Saturday, December 24, 2011

mad world

I find it kind of funny that lately i've been remembering good things about someone I once convinced myself I didn't care about all that much. it may be the time of year, when he spoiled me the most, or it may just be that I've realized the truth after all this time. I'd be disappointed if it was the first. what is the statute of limitations on throwing yourself onto old flames? and what is the protocol regarding apologies when there is nothing you can do to undo what you've done?

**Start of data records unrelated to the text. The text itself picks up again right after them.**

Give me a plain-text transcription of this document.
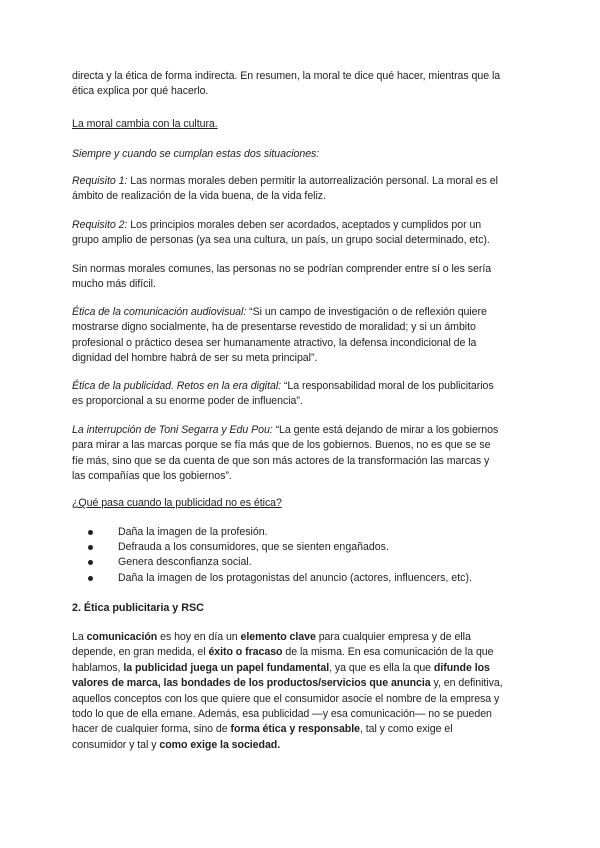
directa y la ética de forma indirecta. En resumen, la moral te dice qué hacer, mientras que la
ética explica por qué hacerlo.

La moral cambia con la cultura.

Siempre y cuando se cumplan estas dos situaciones:

Requisito 1: Las normas morales deben permitir la autorrealización personal. La moral es el
ámbito de realización de la vida buena, de la vida feliz.

Requisito 2: Los principios morales deben ser acordados, aceptados y cumplidos por un
grupo amplio de personas (ya sea una cultura, un país, un grupo social determinado, etc).

Sin normas morales comunes, las personas no se podrían comprender entre sí o les sería
mucho más difícil.

Ética de la comunicación audiovisual: “Si un campo de investigación o de reflexión quiere
mostrarse digno socialmente, ha de presentarse revestido de moralidad; y si un ámbito
profesional o práctico desea ser humanamente atractivo, la defensa incondicional de la
dignidad del hombre habrá de ser su meta principal”.

Ética de la publicidad. Retos en la era digital: “La responsabilidad moral de los publicitarios
es proporcional a su enorme poder de influencia”.

La interrupción de Toni Segarra y Edu Pou: “La gente está dejando de mirar a los gobiernos
para mirar a las marcas porque se fía más que de los gobiernos. Buenos, no es que se se
fíe más, sino que se da cuenta de que son más actores de la transformación las marcas y
las compañías que los gobiernos”.

¿Qué pasa cuando la publicidad no es ética?

Daña la imagen de la profesión.
Defrauda a los consumidores, que se sienten engañados.
Genera desconfianza social.
Daña la imagen de los protagonistas del anuncio (actores, influencers, etc).

2. Ética publicitaria y RSC

La comunicación es hoy en día un elemento clave para cualquier empresa y de ella
depende, en gran medida, el éxito o fracaso de la misma. En esa comunicación de la que
hablamos, la publicidad juega un papel fundamental, ya que es ella la que difunde los
valores de marca, las bondades de los productos/servicios que anuncia y, en definitiva,
aquellos conceptos con los que quiere que el consumidor asocie el nombre de la empresa y
todo lo que de ella emane. Además, esa publicidad —y esa comunicación— no se pueden
hacer de cualquier forma, sino de forma ética y responsable, tal y como exige el
consumidor y tal y como exige la sociedad.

I miss you most at christmastime, and wish you knew all the things I thought I could never say.

Friday, September 2, 2011


No one knows where the ladder goes
You're gonna lose what you love the most
You're not alone in anything
You're not unique in dyin'.

It's strange to know every now and then
Fall asleep reading science fiction

I wanna fly in your silver ships!
Let Jesus hang, and Buddha sit

It's on now
The days are long now
The ups and the sundowns, and the twisted minds

If i've got to go first, i'll do it on my terms
I'm tired of the traitors, always changing sides

They were friends of mine.


Don't hang around once the promise breaks, you'll be there when the next one's made.
Kiss the feet of a charlatan.

Some imagined freedom.

All the rest is predictable.
You can say you're the fist to know.
Bought a mantra to concentrate: Car alarm or hissing snake.

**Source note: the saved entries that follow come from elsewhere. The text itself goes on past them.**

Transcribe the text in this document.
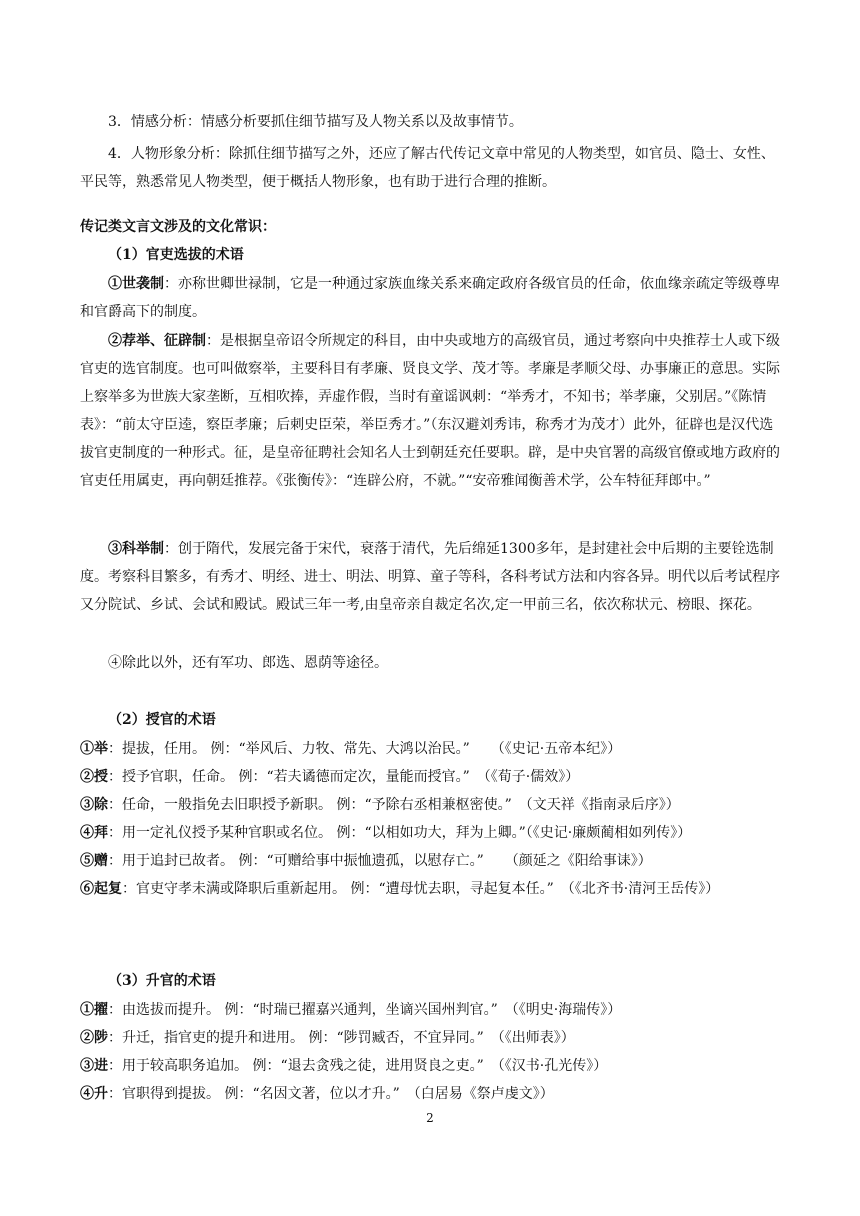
3．情感分析：情感分析要抓住细节描写及人物关系以及故事情节。

4．人物形象分析：除抓住细节描写之外，还应了解古代传记文章中常见的人物类型，如官员、隐士、女性、平民等，熟悉常见人物类型，便于概括人物形象，也有助于进行合理的推断。

传记类文言文涉及的文化常识：

（1）官吏选拔的术语

①世袭制：亦称世卿世禄制，它是一种通过家族血缘关系来确定政府各级官员的任命，依血缘亲疏定等级尊卑和官爵高下的制度。

②荐举、征辟制：是根据皇帝诏令所规定的科目，由中央或地方的高级官员，通过考察向中央推荐士人或下级官吏的选官制度。也可叫做察举，主要科目有孝廉、贤良文学、茂才等。孝廉是孝顺父母、办事廉正的意思。实际上察举多为世族大家垄断，互相吹捧，弄虚作假，当时有童谣讽刺：“举秀才，不知书；举孝廉，父别居。”《陈情表》：“前太守臣逵，察臣孝廉；后刺史臣荣，举臣秀才。”（东汉避刘秀讳，称秀才为茂才）此外，征辟也是汉代选拔官吏制度的一种形式。征，是皇帝征聘社会知名人士到朝廷充任要职。辟，是中央官署的高级官僚或地方政府的官吏任用属吏，再向朝廷推荐。《张衡传》：“连辟公府，不就。”“安帝雅闻衡善术学，公车特征拜郎中。”

③科举制：创于隋代，发展完备于宋代，衰落于清代，先后绵延1300多年，是封建社会中后期的主要铨选制度。考察科目繁多，有秀才、明经、进士、明法、明算、童子等科，各科考试方法和内容各异。明代以后考试程序又分院试、乡试、会试和殿试。殿试三年一考,由皇帝亲自裁定名次,定一甲前三名，依次称状元、榜眼、探花。

④除此以外，还有军功、郎选、恩荫等途径。

（2）授官的术语

①举：提拔，任用。 例：“举风后、力牧、常先、大鸿以治民。”　　（《史记·五帝本纪》）

②授：授予官职，任命。 例：“若夫谲德而定次，量能而授官。”　（《荀子·儒效》）

③除：任命，一般指免去旧职授予新职。 例：“予除右丞相兼枢密使。”　（文天祥《指南录后序》）

④拜：用一定礼仪授予某种官职或名位。 例：“以相如功大，拜为上卿。”（《史记·廉颇蔺相如列传》）

⑤赠：用于追封已故者。 例：“可赠给事中振恤遗孤，以慰存亡。”　　（颜延之《阳给事诔》）

⑥起复：官吏守孝未满或降职后重新起用。 例：“遭母忧去职，寻起复本任。”　（《北齐书·清河王岳传》）

（3）升官的术语

①擢：由选拔而提升。 例：“时瑞已擢嘉兴通判，坐谪兴国州判官。”　（《明史·海瑞传》）

②陟：升迁，指官吏的提升和进用。 例：“陟罚臧否，不宜异同。”　（《出师表》）

③进：用于较高职务追加。 例：“退去贪残之徒，进用贤良之吏。”　（《汉书·孔光传》）

④升：官职得到提拔。 例：“名因文著，位以才升。”　（白居易《祭卢虔文》）

2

I know now, how it's gonna turn out
You've gotta calm down
Or I'll lose my place

Gotta get to the centre
Gotta get to the concert
Run off with a dancer, gonna celebrate.

Welcome the new age!
covered in warrior paint!
lights from the jungle,
to the sky!

see now a star's born,
looks just like a blood orange!

don't it just make ya, wanna cry?
precious friend of mine.






Will I know when it's finally done?
This whole life's a hallucination.



You're not alone in anything.



You're not alone in trying
to be.

Tuesday, June 21, 2011

everything... and nothing.

it doesn't matter how close or far, how rude or how charming, how dirty or clean...
seeing that shit eating grin makes me feel like a giddy, smoking-hot eighteen year old.
maybe it's pathetic, but it's the closest thing i have to a time machine and it's better than any drug.

Saturday, May 7, 2011

"What would you say if someone asked you about this night?"
"I would say that this was the greatest."

Sunday, April 10, 2011

"he was cheating with on her with you? Or cheating on you with her?"
"uhh it's hard to say. i guess both."
"...so he was bi-cheating?"
"yeah, he was bi-cheating."

Saturday, April 9, 2011

Friday, April 1, 2011

Lists.

drake. detox. marking. staying up. collecting data. withdrawal. envy. winning. spending. smoking. cleaning. flying. drinking. (chips for dinner?) birthdays. blisters. mud. reflective puddles. moving on. moving forward. moving home. summer. red hair. driving. remixes. do-overs. hair-dos. razors. paint. masks. dry skin. dry laugh. dry wine. dry ice. shitty bars. shitty bands. good friends. hoodies. pockets. snakes. ladders. chutes too narrow. sing me to sleep. late. early. first chair. last call. bliss.

Sunday, February 6, 2011

i just have to mention these dreams i had this morning. i read something recently that totally trashed dreams and gave people who talk about them a hard time, but i don't care. my dreams are extremely vivid now, and detailed, and realistic, full of feeling and life. so much so that they can be very tough to distinguish from reality. anyway, this morning i got a whole bunch of things that i wanted, sorted out, in my sleep. so i woke up pretty happy, even if, as the day went on, i slowly realized none of it actually happened. it was small stuff, like that my sister had talked to my dad for me and saved me the conversation. mostly it was just a feeling. i guess the main thing i remember though is the drowning. there was a pretty convoluted preamble, some kind of war and sneaking around and stealing an ethernet cable, and some dude. can't place him anymore, though. anyway, the ending! somehow we're on a boat. probably trying to get away from the bad guys. but it's war, so clearly there's some kind of storm or explosion that creates this massive wave. and there's other people on the boat, too. i see the wave. i think, this is it, i am going to die. i am calm. the wave hits and i think, don't breathe, there's nothing there. but there is, somehow there's a moment where there is a pocket of air, a second chance, but it's just people screaming and the waves. so i take a second breath, and think again, this is the last one, after this i'm going to die. and the wave closes in and the pocket of screams is gone and only the water is left, and i'm holding my breath (which i'm not very good at), in my bed, knowing that there's only water around me. i hold it for as long as i can, until it hurts. and then a final time, i calmly accept that the next breath i take will fill my lungs with salt water, and then i'll be dead. so i unclench my throat and get ready for what's next. except instead of dying, i'm shocked to find that there IS air in front of me and i wake up.

death is easy, peaceful. 
life is harder.

i spent the entire day by myself shopping.